I want to integrate it explicitly. I looked up if this had an exact solution, and I got that it is $\frac{\pi^2}{12}$ here: https://www.integral-calculator.com/#expr=x%2F%28e%5Ex%2B1%29&lbound=0&ubound=inf
I thought it could be solved using geometric series, so I tried to turn my integral into something similar:
$$\int_0^{\infty} \frac{x}{e^x+1} dx= \int_0^{\infty} \frac{x}{e^x+1} \frac{e^x-1}{e^x-1} dx=\int_0^{\infty} \frac{x e^x }{e^{2x}-1}dx -\int_0^{\infty} \frac{x}{e^{2x}-1} dx= \int_0^{\infty} \frac{x e^x }{e^{2x}-1}dx -\frac{1}{4}\int_0^{\infty} \frac{x}{e^{x}-1} dx=\int_0^{\infty} \frac{x e^x}{e^{2x}-1} – \frac{1}{4}\frac{\pi^2}{6}$$
Where the second term is easy to solve with geometric series, and it's also defined with the Riemann zeta:
$$\int_0^{\infty} \frac{x}{e^x-1}=\zeta(2)=\frac{\pi^2}{6}$$
I think I can use geometric series also with the other integral, I've tried to solve it this way and I got:
$$\int_0^{\infty}\frac{xe^x}{e^x-1}=\frac{1}{4}\sum_{n=1}^{\infty}\frac{1}{\left(n-\frac{1}{2}\right)^2} $$
And I don't know how to obtain a value from this infinite sum, although if I'm not wrong it should be $\pi^2/2$.

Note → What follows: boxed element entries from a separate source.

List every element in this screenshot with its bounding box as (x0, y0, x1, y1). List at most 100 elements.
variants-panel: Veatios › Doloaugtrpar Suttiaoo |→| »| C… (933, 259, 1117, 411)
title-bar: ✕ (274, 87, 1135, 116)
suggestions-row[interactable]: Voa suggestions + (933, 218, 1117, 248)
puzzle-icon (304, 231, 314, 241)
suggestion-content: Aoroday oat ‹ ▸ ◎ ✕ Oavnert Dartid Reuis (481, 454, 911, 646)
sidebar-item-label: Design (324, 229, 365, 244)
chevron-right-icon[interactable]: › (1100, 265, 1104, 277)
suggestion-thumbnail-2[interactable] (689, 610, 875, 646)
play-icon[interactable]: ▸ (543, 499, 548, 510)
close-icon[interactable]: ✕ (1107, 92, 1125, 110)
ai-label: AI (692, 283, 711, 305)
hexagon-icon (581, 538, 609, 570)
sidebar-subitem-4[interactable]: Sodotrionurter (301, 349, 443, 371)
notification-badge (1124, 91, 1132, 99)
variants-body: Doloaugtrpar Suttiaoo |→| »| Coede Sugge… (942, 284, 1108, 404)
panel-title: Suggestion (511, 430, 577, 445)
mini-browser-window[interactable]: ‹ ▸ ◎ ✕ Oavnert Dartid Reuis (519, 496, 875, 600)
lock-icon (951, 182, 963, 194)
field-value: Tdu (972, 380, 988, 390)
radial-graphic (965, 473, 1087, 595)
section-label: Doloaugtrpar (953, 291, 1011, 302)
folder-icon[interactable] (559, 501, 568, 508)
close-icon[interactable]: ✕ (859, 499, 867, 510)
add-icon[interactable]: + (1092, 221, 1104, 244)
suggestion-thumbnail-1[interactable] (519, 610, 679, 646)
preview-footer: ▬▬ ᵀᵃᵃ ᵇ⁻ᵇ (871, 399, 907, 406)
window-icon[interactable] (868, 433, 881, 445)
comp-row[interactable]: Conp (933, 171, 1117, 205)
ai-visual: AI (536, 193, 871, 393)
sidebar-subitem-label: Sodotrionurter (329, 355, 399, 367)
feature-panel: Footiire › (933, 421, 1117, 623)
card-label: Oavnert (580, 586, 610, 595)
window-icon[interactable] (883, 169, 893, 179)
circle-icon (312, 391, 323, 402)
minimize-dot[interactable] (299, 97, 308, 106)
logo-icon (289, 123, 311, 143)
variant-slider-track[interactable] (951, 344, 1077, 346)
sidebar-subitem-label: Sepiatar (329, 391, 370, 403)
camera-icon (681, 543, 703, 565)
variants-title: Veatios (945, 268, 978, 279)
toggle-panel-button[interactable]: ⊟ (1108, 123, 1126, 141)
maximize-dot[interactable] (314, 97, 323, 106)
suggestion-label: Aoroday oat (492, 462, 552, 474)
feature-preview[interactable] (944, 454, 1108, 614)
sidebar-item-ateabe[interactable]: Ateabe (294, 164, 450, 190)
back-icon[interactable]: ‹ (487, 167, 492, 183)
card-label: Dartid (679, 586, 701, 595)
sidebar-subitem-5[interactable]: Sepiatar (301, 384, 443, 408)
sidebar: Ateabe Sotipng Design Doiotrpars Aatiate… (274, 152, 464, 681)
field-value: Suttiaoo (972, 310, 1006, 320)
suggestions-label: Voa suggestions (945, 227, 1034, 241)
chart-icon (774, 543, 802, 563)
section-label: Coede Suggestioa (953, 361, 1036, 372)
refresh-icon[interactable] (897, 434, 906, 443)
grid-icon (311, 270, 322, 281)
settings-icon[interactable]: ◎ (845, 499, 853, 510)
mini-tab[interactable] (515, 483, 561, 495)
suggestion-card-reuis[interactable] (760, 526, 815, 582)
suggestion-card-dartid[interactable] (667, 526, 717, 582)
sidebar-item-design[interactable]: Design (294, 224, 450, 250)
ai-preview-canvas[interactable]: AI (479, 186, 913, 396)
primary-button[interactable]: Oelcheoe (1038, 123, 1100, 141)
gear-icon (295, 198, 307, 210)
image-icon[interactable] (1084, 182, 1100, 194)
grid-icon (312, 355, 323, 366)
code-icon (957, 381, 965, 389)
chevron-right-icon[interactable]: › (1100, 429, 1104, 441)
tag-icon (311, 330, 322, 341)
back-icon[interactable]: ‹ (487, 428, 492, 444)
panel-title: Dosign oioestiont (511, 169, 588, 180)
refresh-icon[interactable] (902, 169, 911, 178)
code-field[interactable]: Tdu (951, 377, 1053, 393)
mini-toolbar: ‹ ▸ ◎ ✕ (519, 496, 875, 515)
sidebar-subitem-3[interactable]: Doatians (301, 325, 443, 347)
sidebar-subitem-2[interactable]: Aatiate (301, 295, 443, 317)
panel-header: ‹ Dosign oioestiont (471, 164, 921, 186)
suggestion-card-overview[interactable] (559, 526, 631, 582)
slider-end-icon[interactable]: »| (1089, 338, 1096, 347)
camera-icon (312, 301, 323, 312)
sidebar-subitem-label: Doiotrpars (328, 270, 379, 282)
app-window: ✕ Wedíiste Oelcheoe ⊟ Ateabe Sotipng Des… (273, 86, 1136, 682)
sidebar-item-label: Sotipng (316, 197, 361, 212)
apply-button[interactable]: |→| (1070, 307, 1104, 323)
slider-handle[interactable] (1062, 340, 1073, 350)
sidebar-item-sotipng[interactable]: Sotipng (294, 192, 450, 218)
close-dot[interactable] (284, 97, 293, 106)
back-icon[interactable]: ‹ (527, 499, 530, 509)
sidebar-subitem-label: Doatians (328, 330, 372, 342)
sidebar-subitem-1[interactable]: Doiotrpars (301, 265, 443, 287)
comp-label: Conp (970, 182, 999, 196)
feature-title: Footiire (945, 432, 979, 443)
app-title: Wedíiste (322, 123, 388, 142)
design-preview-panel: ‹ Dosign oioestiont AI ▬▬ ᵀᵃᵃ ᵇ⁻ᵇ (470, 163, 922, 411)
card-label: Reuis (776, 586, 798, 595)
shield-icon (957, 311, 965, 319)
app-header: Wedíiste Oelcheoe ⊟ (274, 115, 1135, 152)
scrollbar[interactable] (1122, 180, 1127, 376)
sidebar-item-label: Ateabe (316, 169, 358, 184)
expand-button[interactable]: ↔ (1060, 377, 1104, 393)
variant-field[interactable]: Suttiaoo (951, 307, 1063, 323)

Anyone knows how to do this? Also, I think I might be looping the loop and there's some easier way to proceed from the beggining, so I'd appreciate another point of view to solve this.
Thanks.
Best Answer
Alternatively, let $t=e^{-x}$ to express the integral as
$$\int_0^{\infty} \frac{x}{e^x+1} dx= - \int_0^1 \frac{\ln t}{1+t}dt \overset{IBP} = \int_0^1 \frac{\ln (1+t)}{t}dt = \frac{\pi^2}{12} $$ where the result Finding $ \int^1_0 \frac{\ln(1+x)}{x}dx$ is used.